The regulator launched an investigation in April into the BSc in clinical hypnosis, validated by St Mary's University College Twickenham, after two students complained about a lack of contact hours and low academic standards on the course.
The part-time course is run by a private firm called Brief Strategic Therapy & Clinical Hypnosis (BST) Foundation and normally lasts three years, but can be completed in just two, depending on applicants' prior experience as hypnotherapists.
According to the QAA, St Mary's had "not exercised sufficient oversight" of the course, which "resulted in procedural irregularities, the use of inadequately qualified and trained staff in teaching, confused practice and the provision of inaccurate and incomplete information".
"This has put the academic standards of the awards at risk and diminished the quality of...learning opportunities," the report adds.
Confusion over staff recruitment led to one undergraduate enrolled on the course teaching on it: he was listed as an examiner, it says.
"I saw one student give a talk, but I didn't realise he was marking my papers, too," a student told Times Higher Education. "I feel betrayed and the whole hypnosis community will feel betrayed.
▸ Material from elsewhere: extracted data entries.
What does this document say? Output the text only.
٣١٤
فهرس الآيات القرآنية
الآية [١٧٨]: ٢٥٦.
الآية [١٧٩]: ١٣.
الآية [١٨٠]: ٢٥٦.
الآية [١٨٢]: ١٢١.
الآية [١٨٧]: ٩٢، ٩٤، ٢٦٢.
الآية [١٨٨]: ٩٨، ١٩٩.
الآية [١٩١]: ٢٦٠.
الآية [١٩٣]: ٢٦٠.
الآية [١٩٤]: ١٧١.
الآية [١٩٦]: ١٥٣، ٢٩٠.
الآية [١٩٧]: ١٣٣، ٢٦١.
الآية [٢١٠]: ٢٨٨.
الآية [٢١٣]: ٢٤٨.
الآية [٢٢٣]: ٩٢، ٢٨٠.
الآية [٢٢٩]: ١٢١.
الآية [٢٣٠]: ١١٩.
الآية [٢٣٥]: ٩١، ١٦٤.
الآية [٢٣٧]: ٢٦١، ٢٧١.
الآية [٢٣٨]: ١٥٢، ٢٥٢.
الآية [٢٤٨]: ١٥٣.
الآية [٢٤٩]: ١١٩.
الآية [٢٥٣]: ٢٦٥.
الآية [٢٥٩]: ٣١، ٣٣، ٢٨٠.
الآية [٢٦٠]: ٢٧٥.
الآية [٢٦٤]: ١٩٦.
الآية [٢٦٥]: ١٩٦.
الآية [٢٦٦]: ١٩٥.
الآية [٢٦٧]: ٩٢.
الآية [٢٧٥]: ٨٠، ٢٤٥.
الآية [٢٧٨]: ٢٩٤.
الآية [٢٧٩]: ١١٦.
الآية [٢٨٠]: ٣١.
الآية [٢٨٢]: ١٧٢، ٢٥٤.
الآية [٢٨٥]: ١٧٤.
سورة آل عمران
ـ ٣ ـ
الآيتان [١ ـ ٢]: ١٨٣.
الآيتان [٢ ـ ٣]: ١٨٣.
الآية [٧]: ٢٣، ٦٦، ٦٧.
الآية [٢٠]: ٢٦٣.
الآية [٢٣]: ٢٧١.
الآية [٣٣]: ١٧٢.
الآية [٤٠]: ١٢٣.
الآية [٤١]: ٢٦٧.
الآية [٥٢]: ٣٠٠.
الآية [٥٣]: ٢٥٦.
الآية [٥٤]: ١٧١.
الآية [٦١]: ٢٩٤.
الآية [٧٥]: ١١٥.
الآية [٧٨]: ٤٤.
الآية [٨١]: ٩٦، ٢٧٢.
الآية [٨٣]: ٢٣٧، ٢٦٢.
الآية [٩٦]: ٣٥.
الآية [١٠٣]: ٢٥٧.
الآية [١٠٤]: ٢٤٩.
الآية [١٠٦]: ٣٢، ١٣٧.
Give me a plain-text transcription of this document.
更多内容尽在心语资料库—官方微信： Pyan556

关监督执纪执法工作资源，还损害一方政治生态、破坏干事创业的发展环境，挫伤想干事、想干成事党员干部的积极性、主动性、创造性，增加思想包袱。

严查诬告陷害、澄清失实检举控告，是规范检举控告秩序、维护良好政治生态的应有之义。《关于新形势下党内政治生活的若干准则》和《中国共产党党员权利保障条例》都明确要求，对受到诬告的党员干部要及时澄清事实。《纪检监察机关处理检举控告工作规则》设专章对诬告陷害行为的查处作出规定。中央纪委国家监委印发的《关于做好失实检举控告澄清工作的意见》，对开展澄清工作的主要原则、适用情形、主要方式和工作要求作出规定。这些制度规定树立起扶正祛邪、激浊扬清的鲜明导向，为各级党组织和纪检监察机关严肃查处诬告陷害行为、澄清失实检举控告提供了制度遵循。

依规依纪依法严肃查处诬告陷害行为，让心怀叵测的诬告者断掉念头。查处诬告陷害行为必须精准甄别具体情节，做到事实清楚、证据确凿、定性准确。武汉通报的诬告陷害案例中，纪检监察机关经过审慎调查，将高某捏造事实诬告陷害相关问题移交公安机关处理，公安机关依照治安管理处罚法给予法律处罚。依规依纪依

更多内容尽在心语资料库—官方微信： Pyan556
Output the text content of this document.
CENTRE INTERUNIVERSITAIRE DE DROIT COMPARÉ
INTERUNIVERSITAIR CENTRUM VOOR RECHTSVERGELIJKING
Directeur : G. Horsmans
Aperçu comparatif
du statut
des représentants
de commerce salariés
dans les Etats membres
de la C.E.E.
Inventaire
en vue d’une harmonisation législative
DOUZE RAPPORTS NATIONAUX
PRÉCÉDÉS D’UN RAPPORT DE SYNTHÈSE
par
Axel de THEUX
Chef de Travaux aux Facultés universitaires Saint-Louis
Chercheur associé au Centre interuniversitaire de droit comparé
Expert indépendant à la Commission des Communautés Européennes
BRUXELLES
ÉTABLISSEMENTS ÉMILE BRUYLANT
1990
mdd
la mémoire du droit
I'm looking at litigation because I've wasted a year on a course that is now tainted."
Inaccuracies found by THE in course materials included describing the BST Foundation's director as "Dr Gavin Emerson" in an introductory handbook, despite his having no PhD or MD. The mistake was blamed by BST - which said it did not create the document - on a typing error.
The QAA report also found that the external examination process was "not fit for purpose" because links had developed between the externals and those providing the programme. There was also no independent moderator to check the course, while practical and oral assessments were not routinely recorded, which meant their quality could not be verified.
St Mary's was also unable to show it had checked the delivery of promised teaching hours, the report adds, while students were not told how they could complain.
The inquiry also found evidence that reading lists were "not adequate to meet the demands of an honours degree course", a "significant limitation...since there is so little face-to-face teaching".
Students had complained that the course was limited to one teaching day every two Saturdays, with class sizes of about 30.
A 13-point action plan has been submitted by the QAA to St Mary's, which was criticised by the watchdog in 2010 for its oversight of collaborative provision.
A spokesman for the college said the hypnosis degree had been "the first of its kind in the UK...In retrospect, various issues emerged, including in relation to the validation process, which St Mary's could have dealt with more effectively."
The BST Foundation declined to comment.
Watchdog sniffs out business school failures
The Quality Assurance Agency has uncovered a series of failures at a private business school that was validated by the University of Wales.
Birmingham-based Finance Business Training, which is jointly run with the London School of Business and Finance (LSBF), accepted "many inappropriate students" and at one point had a student complaint rate of 54 per cent, the agency found during an investigation between January and April.
The two colleges have the same principal and academic framework, and began validation agreements with London Metropolitan University in April after the Wales partnership ended in November 2011.
According to the QAA's report, which focuses on the Birmingham college, the institution "failed to provide the resources, human or learning...necessary to give all students a realistic chance of success".
At one point, the progression rate on the MBA course fell to 33 per cent and in some cases "no constructive feedback was given to students".
The report says that there have been "significant improvements" in a number of areas, including teaching quality. However, claims that the problems had been "decisively corrected" understate "the nature and extent of the challenges".
The University of Wales acknowledged that it had "ultimately failed in the exercise of its authority as a degree-awarding institution".
In October 2011, it announced an end to its large-scale validation business and said it would only accredit courses designed and fully controlled by the institution.
A spokeswoman for the business institutions said that the report referred to "historic issues" and that "significant improvements" had been made.
London Met said that it had been aware of a "range of concerns" at the institutions when it announced a "large-scale" validation scheme in April, and that it was working to ensure compliance with the QAA.
The University of Central Lancashire also validates LSBF courses.
In April, former prime minister Tony Blair praised the LSBF as a "great example" in an interview at the college.
It lists Prince Michael of Kent as its Royal Patron and former education secretary David Blunkett as a visiting lecturer.